Last month, Administrative Law Judge W. David Watkins rejected a challenge to a proposed rule setting up the medical marijuana industry in Florida, opening a year-long gridlock keeping Charlotte’s Web from the public.
And the joint was rolling.
Until two weeks ago. On June 8, Jacksonville City Councilman Richard Clark (District 3) proposed an emergency six-month moratorium on the distribution of Charlotte’s Web. The emergency part effectively blocked any public comment.
“It is sad and really disappointing that the council voted on this measure without giving the people who would be most impacted by their decision a chance to voice their concerns,” said Ryan Wiggins, spokesperson for the Moseley Family’s nonprofit Realm of Caring. “To my knowledge, no other city in the state has passed any similar measure or has reacted this way. Every municipality in the state has had a year to plan for this and figure out zoning. To wait until the last minute as if this issue has only just now been sprung on them isn’t fair to the families who are desperately waiting on relief for their children.”
Council’s paranoia runneth over. The apparent need for the emergency measure stems from a zoning issue. With a lack of marijuana laws, the city won’t know where to allow the sale of what amounts to a tube of toothpaste. The six-month moratorium will fall into the lap of land use and zoning.
Shortly after the Council’s unanimous decision, Folio Weekly reached out to all Councilmembers in an email. (Read the responses from those who chose to reply in the graphic that accompanies this article).
New legislation creates new challenges to overcome and it may take time for the city to fully understand and implement a law. However, the state passed SB1030 more than a year ago. Why was the law overlooked?
Former Jacksonville City Council candidate Lisa King phoned Melissa Ross’ First Coast Connect on Monday, June 15, calling the Council’s decision “unconscionable.” King told Ross, “I’m most disappointed that the City Council has waited till the zero hour to do anything and then has done a knee-jerk reaction, when they could have been working on this for the last year, so that if one of these dispensaries was located in our part of the state, we would know exactly where it could or couldn’t go.”

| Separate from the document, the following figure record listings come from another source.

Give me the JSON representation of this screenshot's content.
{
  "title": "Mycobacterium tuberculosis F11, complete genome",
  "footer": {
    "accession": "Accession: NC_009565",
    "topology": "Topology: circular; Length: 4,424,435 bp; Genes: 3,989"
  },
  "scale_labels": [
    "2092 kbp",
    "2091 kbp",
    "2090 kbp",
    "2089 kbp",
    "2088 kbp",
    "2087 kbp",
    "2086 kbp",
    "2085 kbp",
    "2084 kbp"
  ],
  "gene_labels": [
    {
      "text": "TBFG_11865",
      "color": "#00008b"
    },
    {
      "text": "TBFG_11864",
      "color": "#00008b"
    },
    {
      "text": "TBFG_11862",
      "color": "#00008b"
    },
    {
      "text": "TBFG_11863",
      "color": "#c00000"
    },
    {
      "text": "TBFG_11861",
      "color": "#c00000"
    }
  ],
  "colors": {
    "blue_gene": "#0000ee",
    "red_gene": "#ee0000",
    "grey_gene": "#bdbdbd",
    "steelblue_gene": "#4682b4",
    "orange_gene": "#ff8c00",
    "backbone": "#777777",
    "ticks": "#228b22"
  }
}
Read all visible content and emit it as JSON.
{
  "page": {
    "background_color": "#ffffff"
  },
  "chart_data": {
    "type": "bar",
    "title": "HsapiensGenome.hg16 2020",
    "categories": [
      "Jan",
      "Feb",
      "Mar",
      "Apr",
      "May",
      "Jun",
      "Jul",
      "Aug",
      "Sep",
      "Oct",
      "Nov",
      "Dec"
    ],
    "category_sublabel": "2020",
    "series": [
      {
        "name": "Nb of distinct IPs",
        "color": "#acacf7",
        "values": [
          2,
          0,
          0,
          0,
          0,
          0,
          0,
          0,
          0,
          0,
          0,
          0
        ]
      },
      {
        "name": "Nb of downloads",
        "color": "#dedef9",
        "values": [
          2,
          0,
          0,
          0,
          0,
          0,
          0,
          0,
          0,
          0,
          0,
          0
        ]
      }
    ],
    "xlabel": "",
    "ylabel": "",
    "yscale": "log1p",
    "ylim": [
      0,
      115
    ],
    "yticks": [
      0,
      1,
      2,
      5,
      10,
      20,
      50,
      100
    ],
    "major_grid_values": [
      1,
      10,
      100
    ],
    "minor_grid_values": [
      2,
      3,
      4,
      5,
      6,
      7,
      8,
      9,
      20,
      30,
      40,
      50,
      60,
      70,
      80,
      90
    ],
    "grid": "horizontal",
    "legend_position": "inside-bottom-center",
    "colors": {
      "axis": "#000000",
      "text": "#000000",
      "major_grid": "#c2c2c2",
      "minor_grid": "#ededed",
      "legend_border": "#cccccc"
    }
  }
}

Folio Weekly isn’t advocating that Charlotte’s Web is a cure-all — especially in the face of medical science indicating that the whole plant, with THC, is a more optimal health product, but when city councilmembers call emergency legislation that actively seeks to block public comment (especially when it concerns a law has been on the state books for one year), it begs the question: special interest or incompetence? Either way, the baggie doesn’t quite weigh up to snuff.
“The State tightly controls the growth and distribution of low-THC cannabis to ensure that only entities and individuals with a track record of financial stability and ethical conduct are involved,” said Sen. Bradley. “The law that we ultimately passed contains tight regulations on the growth and distribution of low-THC cannabis to suffering families. The substance at issue is not smokable and it does not make you high. I’m confident that after the city completes its review of the law, the city will be comfortable with allowing its suffering residents to have unfettered access to Charlotte’s Web.”